Much of the literature in the field of mental health and counseling, regardless of theoretical orientation, point to the importance of being “client centered” and maintaining “unconditional positive regard.” This all has to do with having a stance that is for the client. Taking this “for you” stance provides the fundamental and necessary ingredient of grace which is required to grow. In this way, science supports what we know inherently as well as from Scripture: to heal and grow, people need grace. One of my favorite quotes from author Bob Goff states, “People grow where they are loved.” We see this time and time again in stories from Scripture, such as the story of the woman at the well, the adulterous woman who faced stoning, and many more. The ultimate example was shown when, “while we were yet sinners, Christ died for us” (Romans 5:8). Grace had to come first. With our clients and in our relationships, grace has to come first. 

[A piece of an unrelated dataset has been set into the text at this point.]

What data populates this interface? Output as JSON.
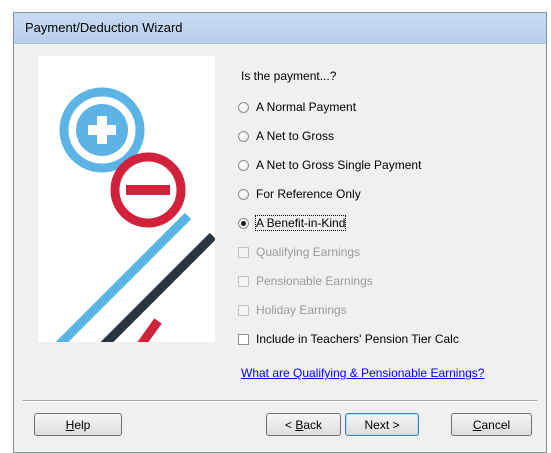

Once grace has been administered, truth is necessary. Often as Western Christians, we tend to hear truth with a harsh, even judgmental tone, which is far from what we actually see in Scripture. Since “there is now no condemnation for those in Christ,” we have to shift our understanding of truth away from the legalistic and punitive tones and toward its rightful place in the realm of reality and boundaries. Truth provides reality. With all grace and no truth, we’re left without any push toward growth, and grace without truth is permissive enabling. However, truth without grace is harsh and punitive. Both must be present, and grace must come first. In the context of love and acceptance administered through a safe relationship, we’re able to then hear and grow from boundaries and truth. This is what Scripture is referring to when it talks about speaking the truth in love. Without love and grace, not only can the truth be punitive, but it also won’t actually get in.

The last of the ingredients is time. We have formed our unhealthy coping patterns and defenses over time, and it takes time to heal. Furthermore, those unhealthy or no longer helpful responses that are now causing us pain were developed in relationships over time. Just as relational experiences void of grace and truth over time caused us to learn that the world isn’t safe, we aren’t enough, etc, only relational experiences full of grace and truth over time can heal these wounds. We are relational beings, created for connection and belonging. Many negative relational experiences cause pain and regression, and it takes many healing relational experiences to heal and grow. 

Just as is evidenced throughout the Bible, with both grace and (then) truth, over time, we are able to experience healing and growth.